Different is a good thing at Palmer Hills in Bettendorf. Last year’s drought was not only tough on farmers, but for golfers as well.
“It was hot and the conditions were rough,” Coal Valley resident Rick Lawson said. “Things were hard, the fairways were hard. The balls ran a long way, but you had no control on the greens.”
“Last year, you go out and play nine holes and you’re basically playing on hay,” Eldridge resident Tate Carter said. “It was so dry out there.”
More rain this year has kept the links green and the course soft. That combined with comfortable temperatures for most of the summer have brought out a better crowd.
“June and July have been real good,” Hill said. “This is a great break today.
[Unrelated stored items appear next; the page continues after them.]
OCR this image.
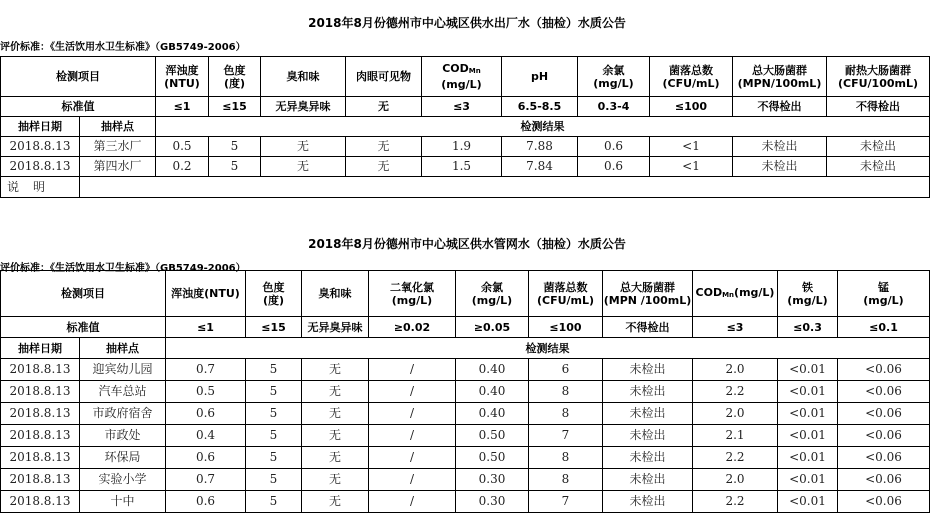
2018年8月份德州市中心城区供水出厂水（抽检）水质公告
评价标准：《生活饮用水卫生标准》（GB5749-2006）
检测项目		浑浊度
(NTU)	色度
(度)	臭和味	肉眼可见物	CODMn
(mg/L)	pH	余氯
(mg/L)	菌落总数
(CFU/mL)	总大肠菌群
(MPN/100mL)	耐热大肠菌群
(CFU/100mL)
标准值		≤1	≤15	无异臭异味	无	≤3	6.5-8.5	0.3-4	≤100	不得检出	不得检出
抽样日期	抽样点	检测结果									
2018.8.13	第三水厂	0.5	5	无	无	1.9	7.88	0.6	<1	未检出	未检出
2018.8.13	第四水厂	0.2	5	无	无	1.5	7.84	0.6	<1	未检出	未检出
说明											
2018年8月份德州市中心城区供水管网水（抽检）水质公告
评价标准：《生活饮用水卫生标准》（GB5749-2006）
检测项目		浑浊度(NTU)	色度
(度)	臭和味	二氧化氯
(mg/L)	余氯
(mg/L)	菌落总数
(CFU/mL)	总大肠菌群
(MPN /100mL)	CODMn(mg/L)	铁
(mg/L)	锰
(mg/L)
标准值		≤1	≤15	无异臭异味	≥0.02	≥0.05	≤100	不得检出	≤3	≤0.3	≤0.1
抽样日期	抽样点	检测结果									
2018.8.13	迎宾幼儿园	0.7	5	无	/	0.40	6	未检出	2.0	<0.01	<0.06
2018.8.13	汽车总站	0.5	5	无	/	0.40	8	未检出	2.2	<0.01	<0.06
2018.8.13	市政府宿舍	0.6	5	无	/	0.40	8	未检出	2.0	<0.01	<0.06
2018.8.13	市政处	0.4	5	无	/	0.50	7	未检出	2.1	<0.01	<0.06
2018.8.13	环保局	0.6	5	无	/	0.50	8	未检出	2.2	<0.01	<0.06
2018.8.13	实验小学	0.7	5	无	/	0.30	8	未检出	2.0	<0.01	<0.06
2018.8.13	十中	0.6	5	无	/	0.30	7	未检出	2.2	<0.01	<0.06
We had a tournament of 99 kids and we’ve had a lot of people coming out after work so we’re hoping this cool weather stays for a week so we have a lot more play.”
The course is playing different this year because it is softer. The dry course carried the ball further off the tee, but golfers like Lawson and Carter will take this year’s conditions.
“This year has been better to come out here and play with the lack of heat,” Lawson said.
“Game’s better this year because we can get out and play a little more, get it under your belt, get your swing better,” Carter said.
And weather like Tuesday’s doesn’t hurt the golf game either.
“It beats the heck out of work,” Carter said. “You’re 4:30 on a Tuesday and could be stuck in the office so this is much better especially with the weather.”
Palmer Hills installed a new irrigation system last year and coupled with nine extra inches of precipitation this year, the staff says the course has never been in better shape.